Judge Page appeared in the doorway, welcoming Crittenden with old-time
grace and courtesy. Through supper, Judith was silent and thoughtful
and, when she did talk, it was with a perceptible effort. There was a
light in her eyes that he would have understood once--that would have
put his heart on fire. And once he met a look that he was wholly at loss
to understand. After supper, she disappeared while the two men smoked on
the porch. The moon was rising when she came out again. The breath of
honeysuckles was heavy on the air, and from garden and fields floated
innumerable odours of flower and clover blossom and moist grasses.
Crittenden lived often through that scene afterward--Judith on the
highest step of the porch, the light from the hallway on her dress and
her tightly folded hands; her face back in shadow, from which her eyes
glowed with a fire in them that he had never seen before.

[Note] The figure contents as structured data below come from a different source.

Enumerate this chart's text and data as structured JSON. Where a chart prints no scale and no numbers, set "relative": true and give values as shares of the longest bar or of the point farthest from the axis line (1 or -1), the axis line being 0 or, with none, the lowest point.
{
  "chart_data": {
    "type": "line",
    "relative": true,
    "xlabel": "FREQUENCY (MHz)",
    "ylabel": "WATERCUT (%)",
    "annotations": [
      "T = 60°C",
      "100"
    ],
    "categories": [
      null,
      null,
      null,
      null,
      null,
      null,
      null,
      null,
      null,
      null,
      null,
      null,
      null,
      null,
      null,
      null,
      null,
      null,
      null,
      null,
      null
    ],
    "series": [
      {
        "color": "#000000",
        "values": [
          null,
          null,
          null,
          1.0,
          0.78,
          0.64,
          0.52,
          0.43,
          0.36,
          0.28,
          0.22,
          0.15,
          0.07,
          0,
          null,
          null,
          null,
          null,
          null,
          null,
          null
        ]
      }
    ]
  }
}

Judge Page rose soon to go indoors. He did not believe there was going
to be much of a war, and his manner was almost cheery when he bade the
young man good-by.
"Good luck to you," he said. "If the chance comes, you will give a good
account of yourself. I never knew a man of your name who didn't."
"Thank you, sir."
There was a long silence.
"Basil will hardly have time to get his commission, and get to Tampa."
"No. But he can come after us."
She turned suddenly upon him.
"Yes--something has happened to you. I didn't know what you meant that
day we drove home, but I do now. I feel it, but I don't understand."
Crittenden flushed, but made no answer.
"You could not have spoken to me in the old days as you do now. Your
instinct would have held you back. And something has happened to me."
Then she began talking to him as frankly and simply as a child to a
child. It was foolish and selfish, but it had hurt her when he told her
that he no longer had his old feeling for her. It was selfish and cruel,
but it was true, however selfish and cruel it seemed, and was--but she
had felt hurt. Perhaps that was vanity, which was not to her credit--but
that, too, she could not help. It had hurt her every time he had said
anything from which she could infer that her influence over him was less
than it once was--although, as a rule, she did not like to have
influence over people. Maybe he wounded her as his friend in this way,
and perhaps there was a little vanity in this, too--but a curious change
was taking place in their relations. Once he was always trying to please
her, and in those days she would have made him suffer if he had spoken
to her then as he had lately--but he would not have spoken that way
then. And now she wondered why she was not angry instead of being hurt.
And she wondered why she did not like him less. Somehow, it seemed
quite fair that she should be the one to suffer now, and she was glad to
take her share--she had caused him and others so much pain.